Précisions sur le caractère manifestement excessif des pénalités de retard  Précisions sur le caractère manifestement excessif des pénalités de retard

 CE 19 juillet 2017, centre hospitalier interdépartemental de psychiatrie de l’enfant et de l’adolescent, n°392707

Le centre hospitalier interdépartemental de psychiatrie de l’enfant et de l’adolescent (CHIPEA) avait confié à la société GBR Ile-de-France la réalisation d’une mission de travaux consistant en la transformation d’un centre médico-psychologique et d’accueil thérapeutique à temps partiel pour les enfants et les adolescents. Les travaux avaient été réceptionnés avec trois ans de retard. En conséquence,  le CHIPEA  avait notifié à la société GBR Ile-de-France, un décompte général contenant des pénalités de retard d’un montant de 663.686,66 euros H.T. La société GBR a contesté ce décompte devant le Tribunal administratif de Melun.
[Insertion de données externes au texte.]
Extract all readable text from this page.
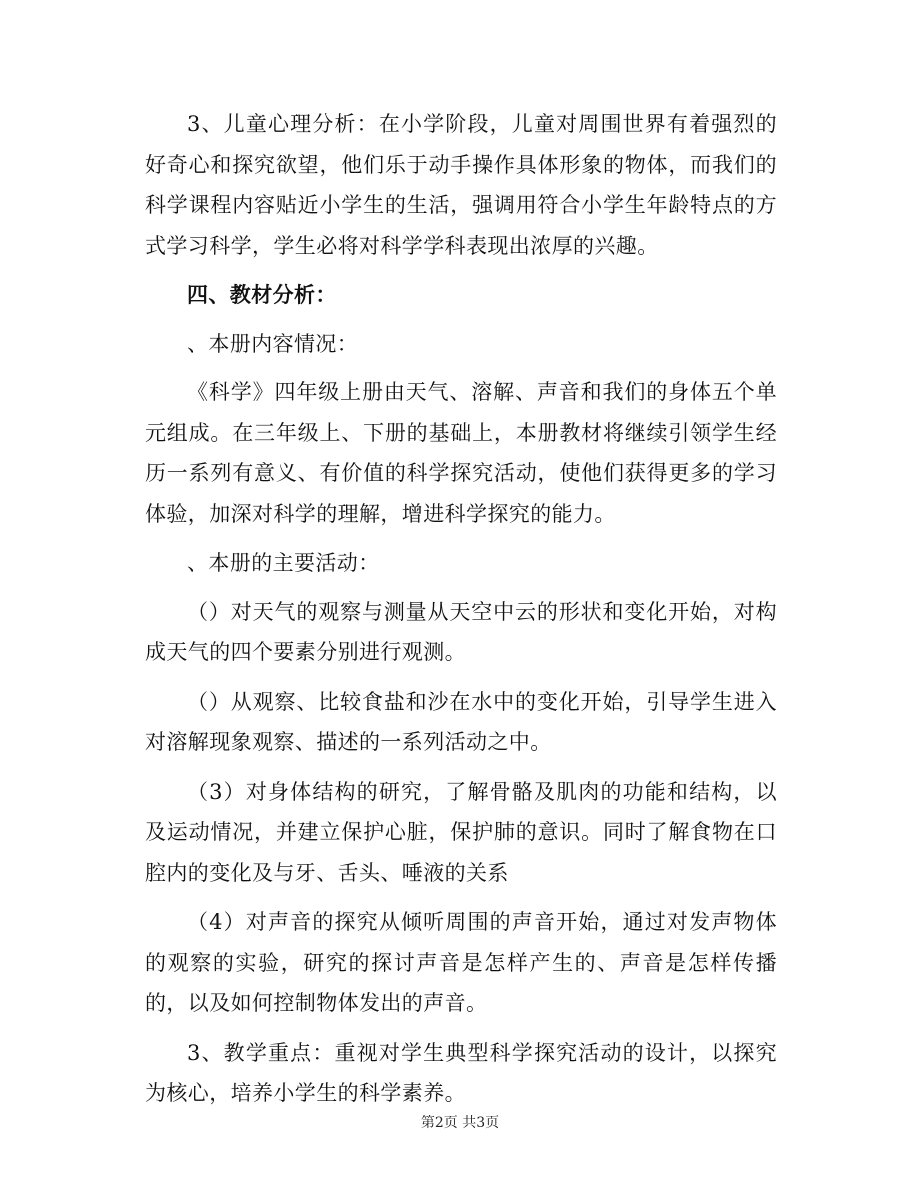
3、儿童心理分析：在小学阶段，儿童对周围世界有着强烈的好奇心和探究欲望，他们乐于动手操作具体形象的物体，而我们的科学课程内容贴近小学生的生活，强调用符合小学生年龄特点的方式学习科学，学生必将对科学学科表现出浓厚的兴趣。

四、教材分析：

、本册内容情况：

《科学》四年级上册由天气、溶解、声音和我们的身体五个单元组成。在三年级上、下册的基础上，本册教材将继续引领学生经历一系列有意义、有价值的科学探究活动，使他们获得更多的学习体验，加深对科学的理解，增进科学探究的能力。

、本册的主要活动：

（）对天气的观察与测量从天空中云的形状和变化开始，对构成天气的四个要素分别进行观测。

（）从观察、比较食盐和沙在水中的变化开始，引导学生进入对溶解现象观察、描述的一系列活动之中。

（3）对身体结构的研究，了解骨骼及肌肉的功能和结构，以及运动情况，并建立保护心脏，保护肺的意识。同时了解食物在口腔内的变化及与牙、舌头、唾液的关系

（4）对声音的探究从倾听周围的声音开始，通过对发声物体的观察的实验，研究的探讨声音是怎样产生的、声音是怎样传播的，以及如何控制物体发出的声音。

3、教学重点：重视对学生典型科学探究活动的设计，以探究为核心，培养小学生的科学素养。

第2页 共3页
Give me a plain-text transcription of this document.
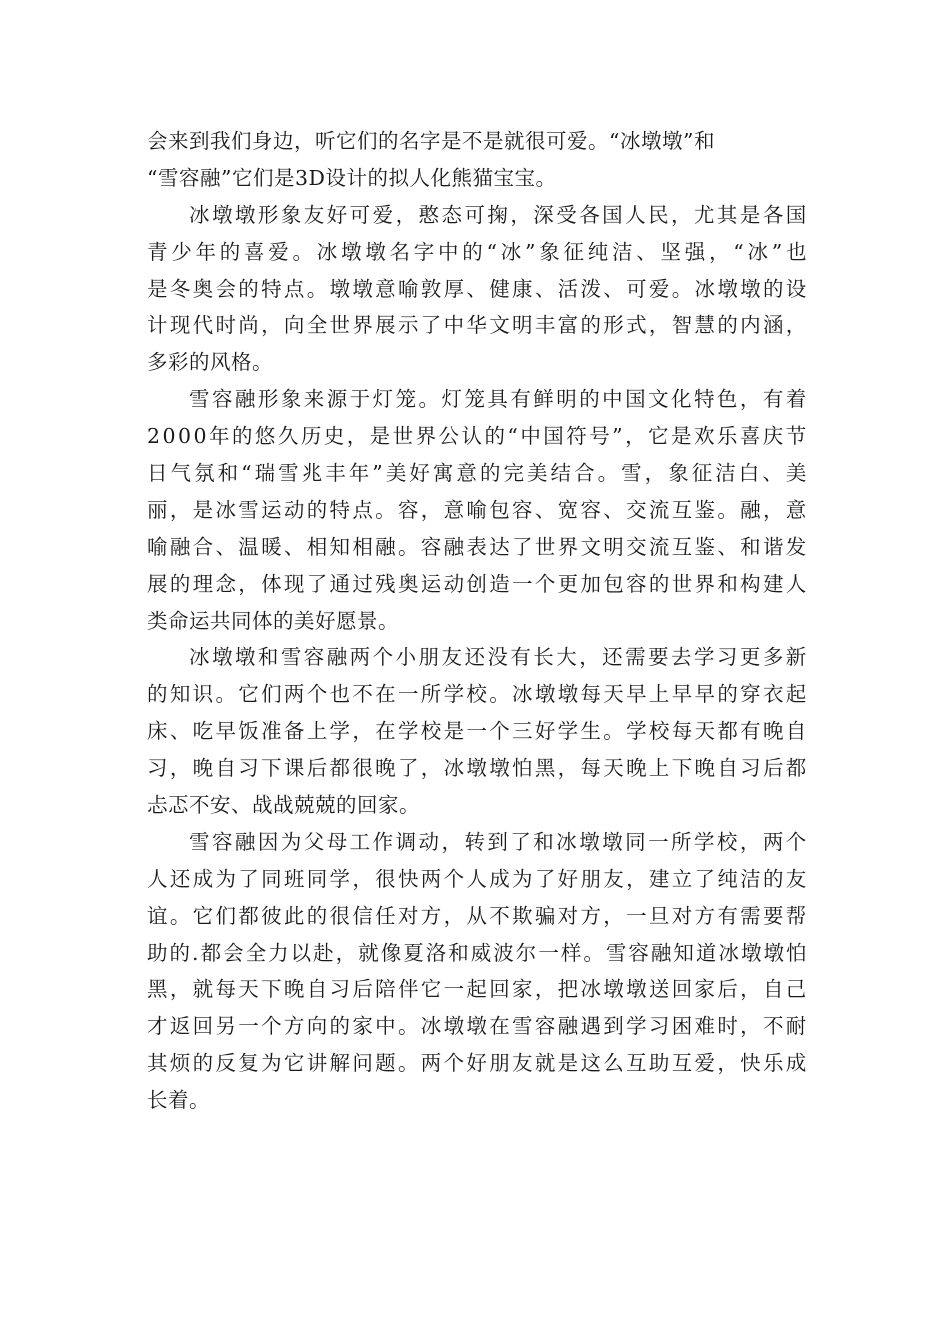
会来到我们身边，听它们的名字是不是就很可爱。“冰墩墩”和
“雪容融”它们是3D设计的拟人化熊猫宝宝。
冰 墩 墩 形 象 友 好 可 爱 ， 憨 态 可 掬 ， 深 受 各 国 人 民 ， 尤 其 是 各 国
青 少 年 的 喜 爱 。 冰 墩 墩 名 字 中 的 “ 冰 ” 象 征 纯 洁 、 坚 强 ， “ 冰 ” 也
是 冬 奥 会 的 特 点 。 墩 墩 意 喻 敦 厚 、 健 康 、 活 泼 、 可 爱 。 冰 墩 墩 的 设
计 现 代 时 尚 ， 向 全 世 界 展 示 了 中 华 文 明 丰 富 的 形 式 ， 智 慧 的 内 涵 ，
多彩的风格。
雪 容 融 形 象 来 源 于 灯 笼 。 灯 笼 具 有 鲜 明 的 中 国 文 化 特 色 ， 有 着
2 0 0 0 年 的 悠 久 历 史 ， 是 世 界 公 认 的 “ 中 国 符 号 ” ， 它 是 欢 乐 喜 庆 节
日 气 氛 和 “ 瑞 雪 兆 丰 年 ” 美 好 寓 意 的 完 美 结 合 。 雪 ， 象 征 洁 白 、 美
丽 ， 是 冰 雪 运 动 的 特 点 。 容 ， 意 喻 包 容 、 宽 容 、 交 流 互 鉴 。 融 ， 意
喻 融 合 、 温 暖 、 相 知 相 融 。 容 融 表 达 了 世 界 文 明 交 流 互 鉴 、 和 谐 发
展 的 理 念 ， 体 现 了 通 过 残 奥 运 动 创 造 一 个 更 加 包 容 的 世 界 和 构 建 人
类命运共同体的美好愿景。
冰 墩 墩 和 雪 容 融 两 个 小 朋 友 还 没 有 长 大 ， 还 需 要 去 学 习 更 多 新
的 知 识 。 它 们 两 个 也 不 在 一 所 学 校 。 冰 墩 墩 每 天 早 上 早 早 的 穿 衣 起
床 、 吃 早 饭 准 备 上 学 ， 在 学 校 是 一 个 三 好 学 生 。 学 校 每 天 都 有 晚 自
习 ， 晚 自 习 下 课 后 都 很 晚 了 ， 冰 墩 墩 怕 黑 ， 每 天 晚 上 下 晚 自 习 后 都
忐忑不安、战战兢兢的回家。
雪 容 融 因 为 父 母 工 作 调 动 ， 转 到 了 和 冰 墩 墩 同 一 所 学 校 ， 两 个
人 还 成 为 了 同 班 同 学 ， 很 快 两 个 人 成 为 了 好 朋 友 ， 建 立 了 纯 洁 的 友
谊 。 它 们 都 彼 此 的 很 信 任 对 方 ， 从 不 欺 骗 对 方 ， 一 旦 对 方 有 需 要 帮
助 的 . 都 会 全 力 以 赴 ， 就 像 夏 洛 和 威 波 尔 一 样 。 雪 容 融 知 道 冰 墩 墩 怕
黑 ， 就 每 天 下 晚 自 习 后 陪 伴 它 一 起 回 家 ， 把 冰 墩 墩 送 回 家 后 ， 自 己
才 返 回 另 一 个 方 向 的 家 中 。 冰 墩 墩 在 雪 容 融 遇 到 学 习 困 难 时 ， 不 耐
其 烦 的 反 复 为 它 讲 解 问 题 。 两 个 好 朋 友 就 是 这 么 互 助 互 爱 ， 快 乐 成
长着。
Ce dernier a considéré que le retard dans le commencement du chantier n’était imputable à l’entreprise qu’à compter du 27 novembre 2008 et non du 10 octobre 2007 comme le soutenait le CHIPEA mais qu’il était responsable de la totalité des retards d’exécution, il a donc ramené le montant des pénalités de retard à la somme de 308.025,55 euros.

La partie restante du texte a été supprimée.